A2A facilitates communication between a “client” agent and a “remote” agent. The client agent is responsible for formulating and communicating tasks, while the remote agent is responsible for executing these tasks to provide information or take actions. This interactive process includes several key capabilities:

Capability discovery:  Agents can declare their capabilities through an “Agent Card” in JSON format. This allows client agents to find the remote agent that is best suited to perform a task and initiate A2A communication.

Task management:  Communication revolves around task completion. The protocol defines a "task" object with a life cycle. Tasks can be immediate or long-running. The output of a task is called an "artifact".

Collaboration:  Agents can send messages to each other to communicate context, responses, artifacts, or user instructions

User experience negotiation:  Each message contains "parts", which are complete pieces of content (such as generated images). Each part has a specified content type, allowing the client and remote agent to negotiate the required format and explicitly negotiate the user's UI capabilities (for example, whether iframes, videos, web forms, etc. are supported).

For example: Recruitment

Imagine a scenario where you are hiring a software engineer. In a unified interface like Agentspace, a hiring manager can ask their workhorse agent to find candidates based on the job description, location, and skill requirements.
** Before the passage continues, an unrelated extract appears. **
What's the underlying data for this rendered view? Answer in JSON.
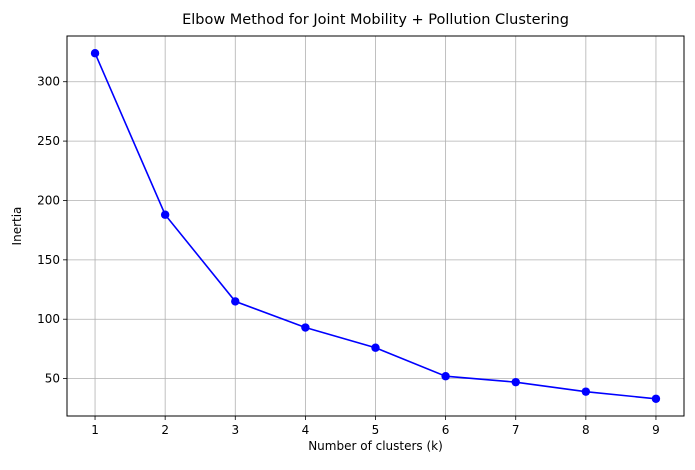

This main agent can then interact with other agents dedicated to "candidate search" through the A2A protocol to obtain a list of potential candidates. After receiving the suggestion, the user can instruct the main agent to arrange an interview. After the interview process is completed, another agent responsible for background check can also be called.

This is just one example of how A2A enables AI agents from different systems to collaborate to accomplish complex tasks.